Location: Logan
Role/mission: Type I research institution, offering a wide range of programs up to the doctoral level. The mission is to discover, create and transmit knowledge from undergraduate through professional levels and pursue research and development and provide extension services to other units in the state system. As Utah's land grant institution, USU has the added role of providing associate degrees and fulfilling the community college mission in underserved areas. It also takes advanced programs so teachers spend less time in classroom instruction, averaging at least 18 credit hour equivalents per year but contribute to research and scholarly activity.
Admission requirements: A college preparatory program that includes four years of English; three years of math selected from elementary algebra, geometry, intermediate algebra, trigonometry, college or advanced algebra or calculus; three science courses, at least one with a laboratory experience; one year of American history; recommended, two years in a foreign language. Also four additional courses from history, English, math (beyond intermediate algebra), laboratory science, foreign language, social science or fine arts.

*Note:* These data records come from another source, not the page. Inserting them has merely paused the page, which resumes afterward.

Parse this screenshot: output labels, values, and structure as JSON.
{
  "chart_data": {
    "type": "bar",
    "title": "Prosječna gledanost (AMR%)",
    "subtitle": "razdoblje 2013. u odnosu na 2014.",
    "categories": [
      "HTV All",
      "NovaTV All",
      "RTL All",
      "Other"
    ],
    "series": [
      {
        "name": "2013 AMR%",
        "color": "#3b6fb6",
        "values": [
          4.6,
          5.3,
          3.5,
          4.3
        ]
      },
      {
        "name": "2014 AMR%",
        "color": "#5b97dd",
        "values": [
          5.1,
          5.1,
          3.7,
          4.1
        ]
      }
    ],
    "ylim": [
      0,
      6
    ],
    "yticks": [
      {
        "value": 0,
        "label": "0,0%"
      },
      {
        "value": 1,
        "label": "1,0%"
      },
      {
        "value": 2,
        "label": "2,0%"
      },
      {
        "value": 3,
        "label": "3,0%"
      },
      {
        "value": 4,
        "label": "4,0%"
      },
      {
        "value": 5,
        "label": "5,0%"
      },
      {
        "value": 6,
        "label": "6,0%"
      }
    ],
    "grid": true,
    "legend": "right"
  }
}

Enrollment 2002-03: 22,848
Degrees granted 2001-02: Certificates, five; associate, 100; baccalaureate, 2,582; master's, 806; doctorate, 69; total 3,562.
Tuition and fees, 2002-03: Resident $2,834; nonresident $8,199 (two full semesters, undergraduate).
President Kermit Hall: "We have many very strong programs, including special education for children K-12, our aerospace research and education program, electronic engineering, our water resources program, genomics and proteonics, computer science, natural resources and agriculture and biotechnology programs that are among the best in the country. We bring $127 million in research money into the state, which puts us among the top 10 in the country in our category. We need to increase the proportion of graduate students. Now, about 15 percent of our students are in graduate courses and we would like 25 percent. We'd like to reduce the student-to-faculty ratio closer to 18-1 instead of the 25-1 we now have."